Waymo Safety Concerns During Emergencies Being Discussed In SF Hearing
Briefly

Waymo Safety Concerns During Emergencies Being Discussed In SF Hearing
"The stalled Waymos were actually disrupting emergency vehicles from accessing the PG&E substation that caused the fire in the first place. The purpose of Monday's hearing is to get answers from Waymo about what were the causes of the technical failure for some of their vehicles that day, and simultaneously, what are they doing to prevent this from happening again."
"While we successfully traversed more than 7,000 dark signals on Saturday, the outage created a concentrated spike in these requests. This created a backlog that, in some cases, led to response delays contributing to congestion on already-overwhelmed streets.
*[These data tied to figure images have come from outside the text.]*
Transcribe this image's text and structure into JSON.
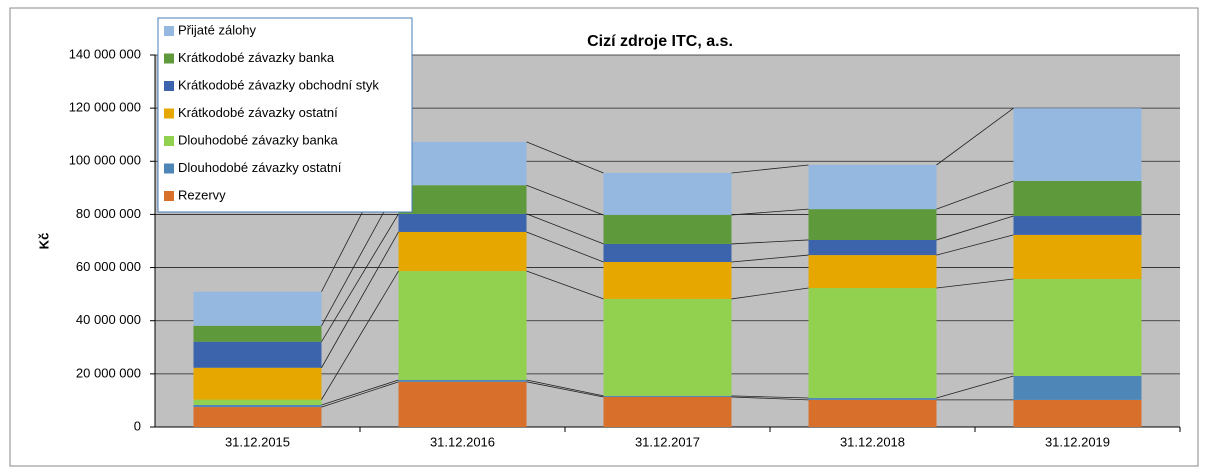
{
  "chart_data": {
    "type": "stacked_bar",
    "title": "Cizí zdroje ITC, a.s.",
    "y_label": "Kč",
    "categories": [
      "31.12.2015",
      "31.12.2016",
      "31.12.2017",
      "31.12.2018",
      "31.12.2019"
    ],
    "series": [
      {
        "name": "Rezervy",
        "color": "#d86f2b",
        "values": [
          7.5,
          17,
          11.3,
          10.2,
          10.2
        ]
      },
      {
        "name": "Dlouhodobé závazky ostatní",
        "color": "#4f86b8",
        "values": [
          0.8,
          0.7,
          0.4,
          0.7,
          9
        ]
      },
      {
        "name": "Dlouhodobé závazky banka",
        "color": "#92d050",
        "values": [
          2,
          41,
          36.5,
          41.4,
          36.5
        ]
      },
      {
        "name": "Krátkodobé závazky ostatní",
        "color": "#e6a800",
        "values": [
          12,
          14.7,
          13.9,
          12.4,
          16.6
        ]
      },
      {
        "name": "Krátkodobé závazky obchodní styk",
        "color": "#3c64ad",
        "values": [
          9.8,
          6.8,
          6.8,
          5.7,
          7.1
        ]
      },
      {
        "name": "Krátkodobé závazky banka",
        "color": "#5e993b",
        "values": [
          6,
          10.8,
          10.9,
          11.6,
          13.2
        ]
      },
      {
        "name": "Přijaté zálohy",
        "color": "#95b8e0",
        "values": [
          12.8,
          16.3,
          15.8,
          16.6,
          27.4
        ]
      }
    ],
    "ylim": [
      0,
      140
    ],
    "yticks": [
      {
        "value": 0,
        "label": "0"
      },
      {
        "value": 20,
        "label": "20 000 000"
      },
      {
        "value": 40,
        "label": "40 000 000"
      },
      {
        "value": 60,
        "label": "60 000 000"
      },
      {
        "value": 80,
        "label": "80 000 000"
      },
      {
        "value": 100,
        "label": "100 000 000"
      },
      {
        "value": 120,
        "label": "120 000 000"
      },
      {
        "value": 140,
        "label": "140 000 000"
      }
    ],
    "grid": true
  }
}
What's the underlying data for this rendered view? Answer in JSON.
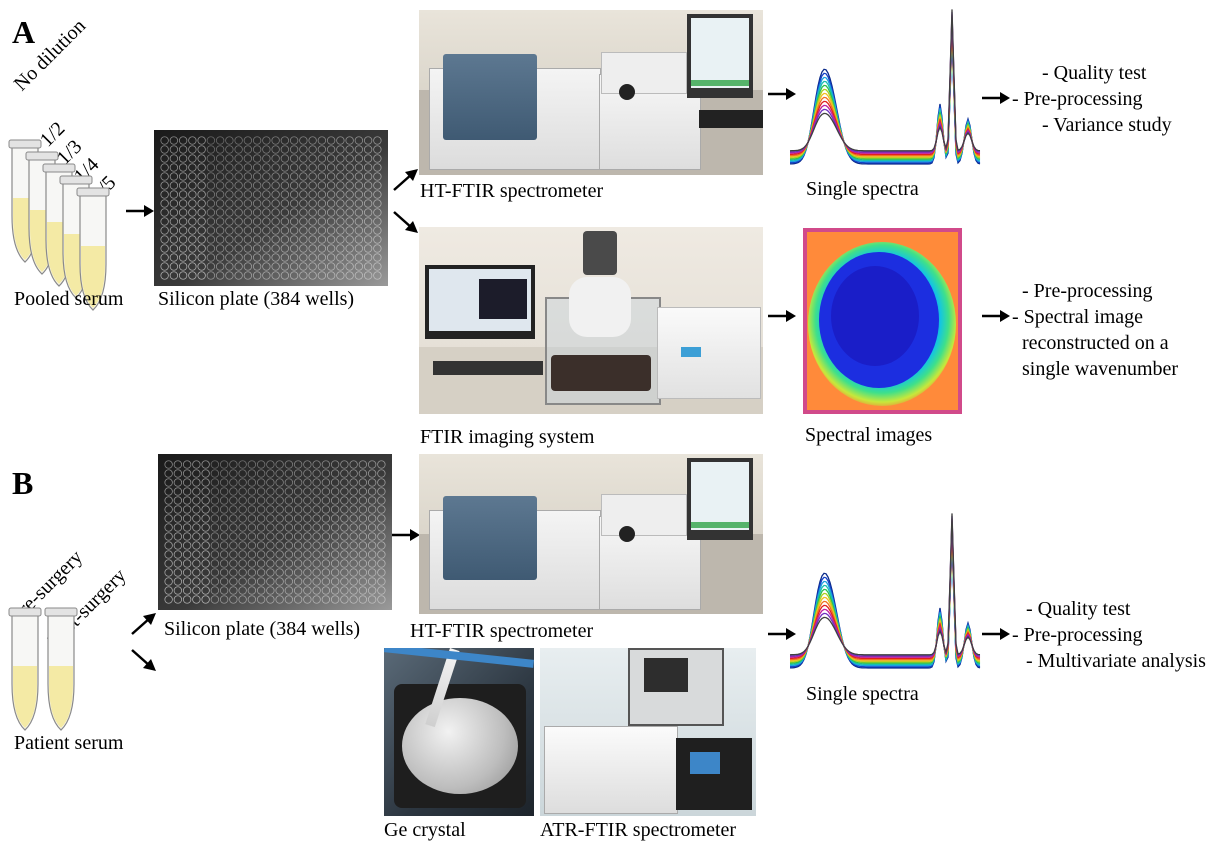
{
  "panels": {
    "a": "A",
    "b": "B"
  },
  "section_a": {
    "dilutions": [
      "No dilution",
      "1/2",
      "1/3",
      "1/4",
      "1/5"
    ],
    "serum_label": "Pooled serum",
    "plate_label": "Silicon plate (384 wells)",
    "ht_label": "HT-FTIR spectrometer",
    "imaging_label": "FTIR imaging system",
    "spectra_label": "Single spectra",
    "images_label": "Spectral images",
    "ht_steps": [
      "- Quality test",
      "- Pre-processing",
      "- Variance study"
    ],
    "imaging_steps": [
      "- Pre-processing",
      "- Spectral image",
      "reconstructed on a",
      "single wavenumber"
    ]
  },
  "section_b": {
    "sample_labels": [
      "Pre-surgery",
      "Post-surgery"
    ],
    "serum_label": "Patient serum",
    "plate_label": "Silicon plate (384 wells)",
    "ht_label": "HT-FTIR spectrometer",
    "ge_label": "Ge crystal",
    "atr_label": "ATR-FTIR spectrometer",
    "spectra_label": "Single spectra",
    "steps": [
      "- Quality test",
      "- Pre-processing",
      "- Multivariate analysis"
    ]
  },
  "colors": {
    "serum": "#f3e9a0",
    "plate": "#2b2b2b",
    "arrow": "#000000"
  }
}
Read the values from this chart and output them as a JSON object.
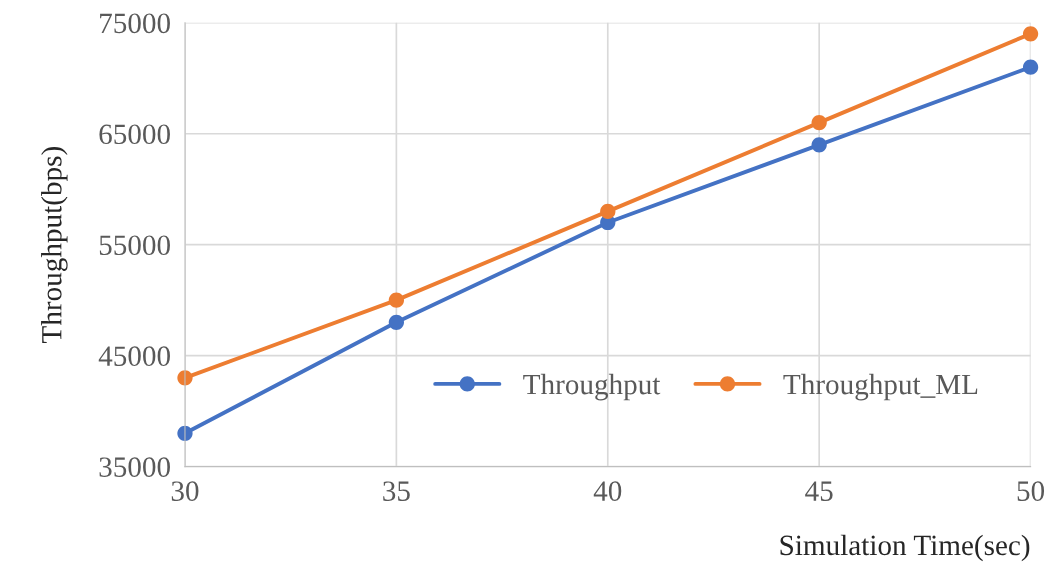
{
  "chart_data": {
    "type": "line",
    "xlabel": "Simulation Time(sec)",
    "ylabel": "Throughput(bps)",
    "x": [
      30,
      35,
      40,
      45,
      50
    ],
    "series": [
      {
        "name": "Throughput",
        "color": "#4472c4",
        "values": [
          38000,
          48000,
          57000,
          64000,
          71000
        ]
      },
      {
        "name": "Throughput_ML",
        "color": "#ed7d31",
        "values": [
          43000,
          50000,
          58000,
          66000,
          74000
        ]
      }
    ],
    "xlim": [
      30,
      50
    ],
    "xticks": [
      30,
      35,
      40,
      45,
      50
    ],
    "ylim": [
      35000,
      75000
    ],
    "yticks": [
      35000,
      45000,
      55000,
      65000,
      75000
    ],
    "grid": true,
    "legend": "bottom right",
    "marker": "circle",
    "line_style": "solid"
  }
}
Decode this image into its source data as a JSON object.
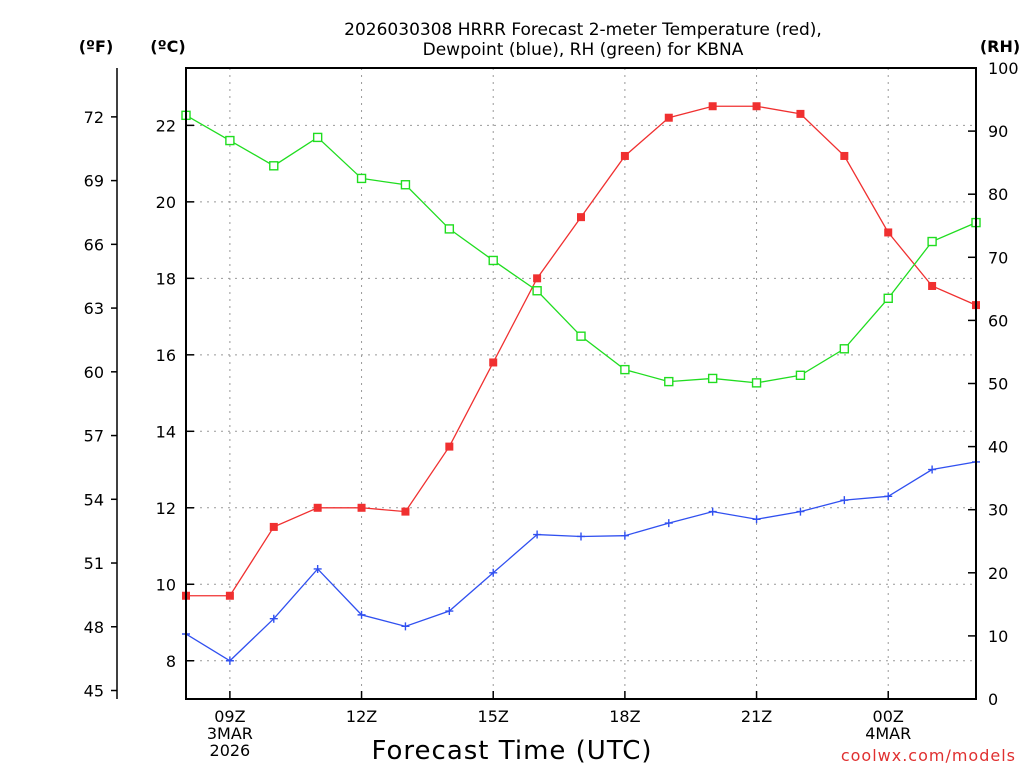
{
  "chart_data": {
    "type": "line",
    "title": [
      "2026030308 HRRR Forecast 2-meter Temperature (red),",
      "Dewpoint (blue), RH (green) for KBNA"
    ],
    "xlabel": "Forecast Time (UTC)",
    "credit": "coolwx.com/models",
    "x_hours": [
      8,
      9,
      10,
      11,
      12,
      13,
      14,
      15,
      16,
      17,
      18,
      19,
      20,
      21,
      22,
      23,
      24,
      25,
      26
    ],
    "x_ticks": [
      {
        "hour": 9,
        "lines": [
          "09Z",
          "3MAR",
          "2026"
        ]
      },
      {
        "hour": 12,
        "lines": [
          "12Z"
        ]
      },
      {
        "hour": 15,
        "lines": [
          "15Z"
        ]
      },
      {
        "hour": 18,
        "lines": [
          "18Z"
        ]
      },
      {
        "hour": 21,
        "lines": [
          "21Z"
        ]
      },
      {
        "hour": 24,
        "lines": [
          "00Z",
          "4MAR"
        ]
      }
    ],
    "xlim": [
      8,
      26
    ],
    "ylim_celsius": [
      7,
      23.5
    ],
    "ylim_rh": [
      0,
      100
    ],
    "left_outer_unit": "(ºF)",
    "left_inner_unit": "(ºC)",
    "right_unit": "(RH)",
    "fahrenheit_ticks": [
      45,
      48,
      51,
      54,
      57,
      60,
      63,
      66,
      69,
      72
    ],
    "celsius_ticks": [
      8,
      10,
      12,
      14,
      16,
      18,
      20,
      22
    ],
    "rh_ticks": [
      0,
      10,
      20,
      30,
      40,
      50,
      60,
      70,
      80,
      90,
      100
    ],
    "series": [
      {
        "name": "2-meter Temperature",
        "color": "#f03030",
        "marker": "filled-square",
        "unit": "celsius",
        "values": [
          9.7,
          9.7,
          11.5,
          12.0,
          12.0,
          11.9,
          13.6,
          15.8,
          18.0,
          19.6,
          21.2,
          22.2,
          22.5,
          22.5,
          22.3,
          21.2,
          19.2,
          17.8,
          17.3
        ]
      },
      {
        "name": "Dewpoint",
        "color": "#3050f0",
        "marker": "plus",
        "unit": "celsius",
        "values": [
          8.7,
          8.0,
          9.1,
          10.4,
          9.2,
          8.9,
          9.3,
          10.3,
          11.3,
          11.25,
          11.27,
          11.6,
          11.9,
          11.7,
          11.9,
          12.2,
          12.3,
          13.0,
          13.2
        ]
      },
      {
        "name": "RH",
        "color": "#20dd20",
        "marker": "open-square",
        "unit": "percent",
        "values": [
          92.5,
          88.5,
          84.5,
          89.0,
          82.5,
          81.5,
          74.5,
          69.5,
          64.7,
          57.5,
          52.2,
          50.3,
          50.8,
          50.1,
          51.3,
          55.5,
          63.5,
          72.5,
          75.5
        ]
      }
    ]
  }
}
These human confirmation prompts were part of the cars' early deployment."
During a December 20 blackout affecting one-third of San Francisco, Waymo's autonomous vehicles became confused at intersections without traffic signals. The vehicles' software prompted them to seek human confirmation from a control team for each signal-less intersection, creating a concentrated spike in requests that overwhelmed the system. This backlog caused response delays and congestion on already-strained streets. The stalled vehicles blocked emergency access to the PG&E substation that caused the fire triggering the outage. Waymo executives faced questioning at a SF Board of Supervisors hearing about the technical failure and preventive measures being implemented.